Sans doute cette unité vascongada tend à décroître et finira par disparaître. Les grands états doivent absorber les petits ; c’est la loi de l’histoire et de la nature. Mais il est remarquable que cette unité, si chétive en apparence, ait résisté si longtemps. La France a pris un revers des Pyrénées, l’Espagne a pris l’autre ; ni la France ni l’Espagne n’ont pu désagréger le groupe basque. Sous l’histoire nouvelle qui s’y superpose depuis quatre siècles, il est encore parfaitement visible comme un cratère sous un lac.

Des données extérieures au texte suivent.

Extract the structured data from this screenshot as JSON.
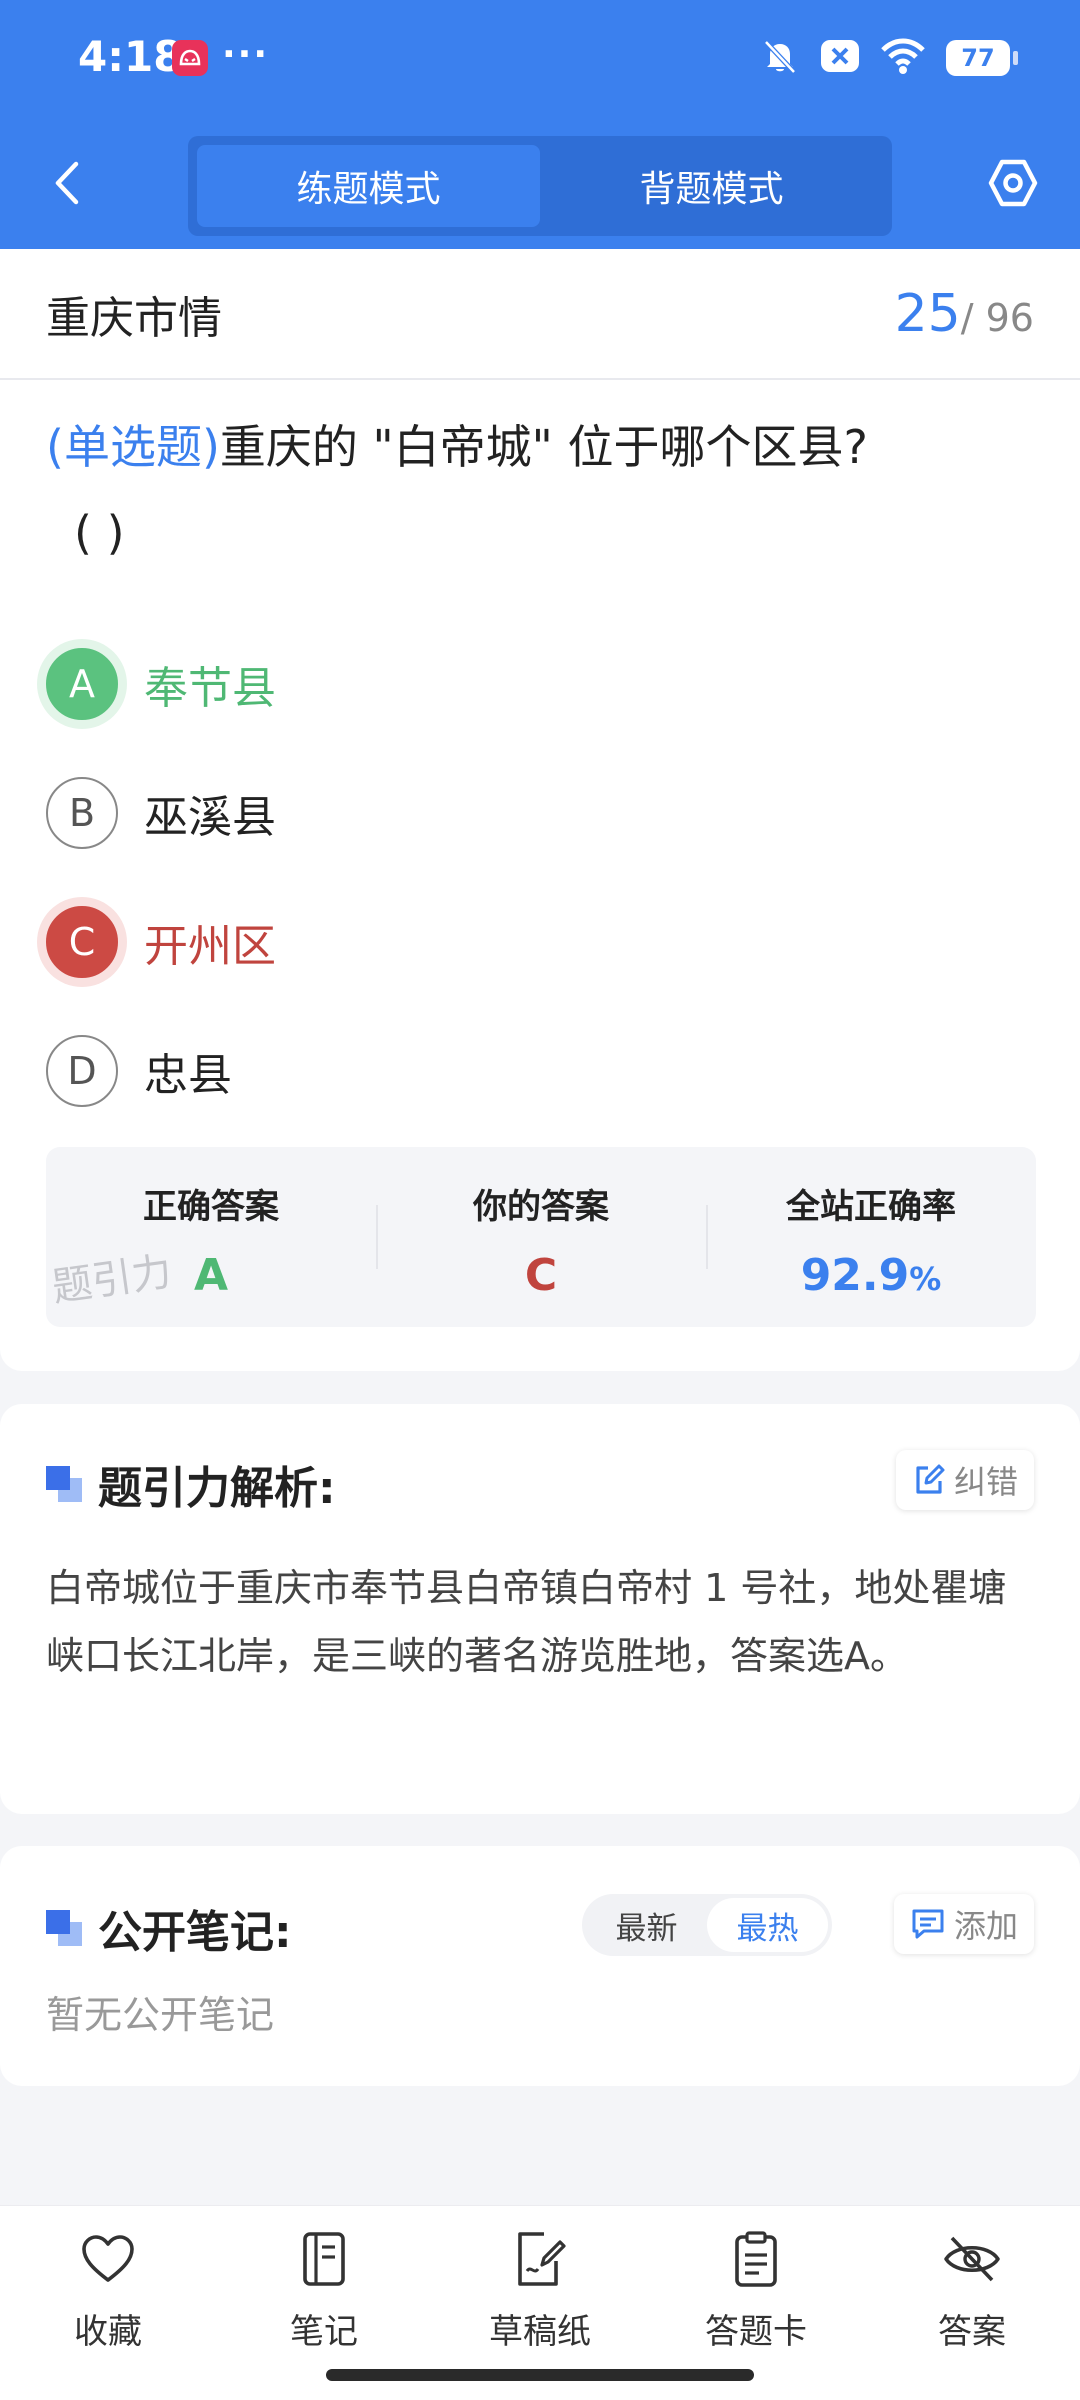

Jamais la loi d’adhésion moléculaire sous laquelle se forment les nations n’a plus énergiquement lutté contre les mille causes de toutes sortes qui dissolvent et recomposent ces grandes formations naturelles. Je voudrais, soit dit en passant, que les faiseurs d’histoire et les faiseurs de traités étudiassent un peu plus qu’ils n’en ont l’habitude cette mystérieuse chimie selon laquelle se fait et se défait l’humanité.

Cette unité basque amène des résultats étranges. Ainsi le Guipuzcoa est un vieux pays de communes. L’antique esprit républicain d’Andorre et de Bagnères s’est répandu depuis des siècles dans les monts Jaitzquivel, qui sont en quelque façon le Jura des Pyrénées. Ici l’on vivait sous une charte, tandis que la France était sous la monarchie absolue très chrétienne et l’Espagne sous la monarchie absolue catholique. Ici, depuis un temps immémorial, le peuple élit l’alcade, et l’alcade gouverne le peuple. L’alcade est maire, l’alcade est juge, et il appartient au peuple. Le curé appartient au pape. Que reste-t-il au roi ? le soldat. Mais si c’est un soldat castillan, le peuple le rejettera ; si c’est un soldat basque, le curé et l’alcade auront son cœur ; le roi n’aura que son uniforme.

Au premier abord, il semblerait qu’une nation pareille était admirablement préparée pour recevoir les nouveautés françaises. Erreur. Les vieilles libertés craignent la liberté nouvelle. Le peuple basque l’a bien prouvé.

Au commencement de ce siècle, les cortès, qui faisaient à tout propos, et souvent d’ailleurs à propos, des traductions de la Constituante, décrétèrent l’unité espagnole. L’unité basque se révolta. L’unité basque, acculée à ses montagnes, entreprit la guerre du nord contre le midi. Le jour où le trône rompit avec les cortès, c’est dans le Guipuzcoa que la royauté effrayée et traquée se réfugia. Le pays des droits, la nation des fueros cria : Viva el rey neto ! L’antique liberté basque fit cause commune contre l’esprit révolutionnaire avec l’antique monarchie des Espagnes et des Indes.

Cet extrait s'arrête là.